In his first trip to the occupied West Bank as vice president, Cheney warned the Palestinians on Sunday that continuing attacks on Israel were killing hopes for their "long overdue" state.

"A difficult but immutable truth must continue to be told: Terror and rockets do not merely kill innocent civilians, they also kill the legitimate hopes and aspirations of the Palestinian people," Cheney said after talks with moderate president Mahmud Abbas.

But Cheney and his Western-backed host did not address news out of Yemen that Abbas's Fatah faction and its bitter rival, the Islamist Hamas movement, had agreed to open direct talks under Yemeni auspices.

Hamas, a group pledged to Israel's destruction and considered a terror outfit by the US and the Jewish state, routed pro-Abbas force in June in Gaza, splitting the Palestinians into two separate entities.

At a joint press conference with Cheney, Abbas once again condemned the rocket attacks on Israel from Gaza, but said Israel would have to halt military raids and expanding settlements to strike a peace deal.

"Security and peace will not be realised with the continuation of the settlement activities, the establishment of roadblocks around cities and villages, the military escalations in the Gaza Strip, and the continuing military operations in the cities and towns of the West Bank," Abbas said.

Israeli settlements in the occupied West Bank are one of the main snags that have hampered peace talks since they were relaunched under US stewardship at an international conference in November.
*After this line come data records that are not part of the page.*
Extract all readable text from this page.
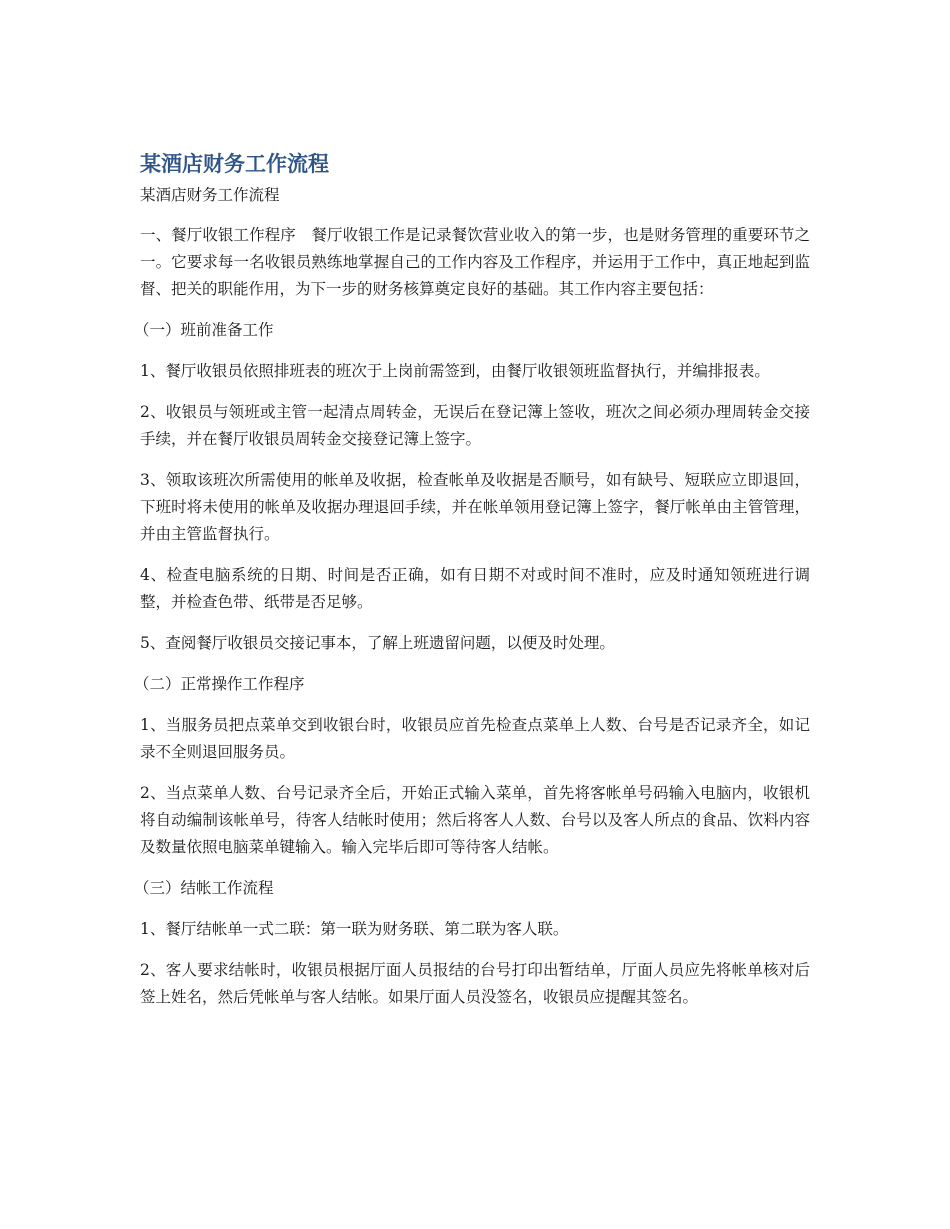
某酒店财务工作流程

某酒店财务工作流程

一、餐厅收银工作程序　餐厅收银工作是记录餐饮营业收入的第一步，也是财务管理的重要环节之一。它要求每一名收银员熟练地掌握自己的工作内容及工作程序，并运用于工作中，真正地起到监督、把关的职能作用，为下一步的财务核算奠定良好的基础。其工作内容主要包括：

（一）班前准备工作

1、餐厅收银员依照排班表的班次于上岗前需签到，由餐厅收银领班监督执行，并编排报表。

2、收银员与领班或主管一起清点周转金，无误后在登记簿上签收，班次之间必须办理周转金交接手续，并在餐厅收银员周转金交接登记簿上签字。

3、领取该班次所需使用的帐单及收据，检查帐单及收据是否顺号，如有缺号、短联应立即退回，下班时将未使用的帐单及收据办理退回手续，并在帐单领用登记簿上签字，餐厅帐单由主管管理，并由主管监督执行。

4、检查电脑系统的日期、时间是否正确，如有日期不对或时间不准时，应及时通知领班进行调整，并检查色带、纸带是否足够。

5、查阅餐厅收银员交接记事本，了解上班遗留问题，以便及时处理。

（二）正常操作工作程序

1、当服务员把点菜单交到收银台时，收银员应首先检查点菜单上人数、台号是否记录齐全，如记录不全则退回服务员。

2、当点菜单人数、台号记录齐全后，开始正式输入菜单，首先将客帐单号码输入电脑内，收银机将自动编制该帐单号，待客人结帐时使用；然后将客人人数、台号以及客人所点的食品、饮料内容及数量依照电脑菜单键输入。输入完毕后即可等待客人结帐。

（三）结帐工作流程

1、餐厅结帐单一式二联：第一联为财务联、第二联为客人联。

2、客人要求结帐时，收银员根据厅面人员报结的台号打印出暂结单，厅面人员应先将帐单核对后签上姓名，然后凭帐单与客人结帐。如果厅面人员没签名，收银员应提醒其签名。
US President George W. Bush hopes for an agreement by year's end, ahead of leaving office in January 2009.

On the Iran issue, Israeli Defence Minister Ehud Barak told Cheney late Monday that while economic sanctions were for the moment the best way to deal with Tehran, "no option should be ruled out".

"Iran's weapons programme threatens not only the stability of the region, but of the whole world," Barak said.

Washington and Israel, widely considered the Middle East's sole if undeclared nuclear power, accuse Iran of pursuing the development of a nuclear bomb under the guise of its civilian nuclear programme, a charge Tehran denies.

In Turkey, Cheney was to meet with President Abdullah Gul, Prime Minister Recep Tayyip Erdogan and other senior officials.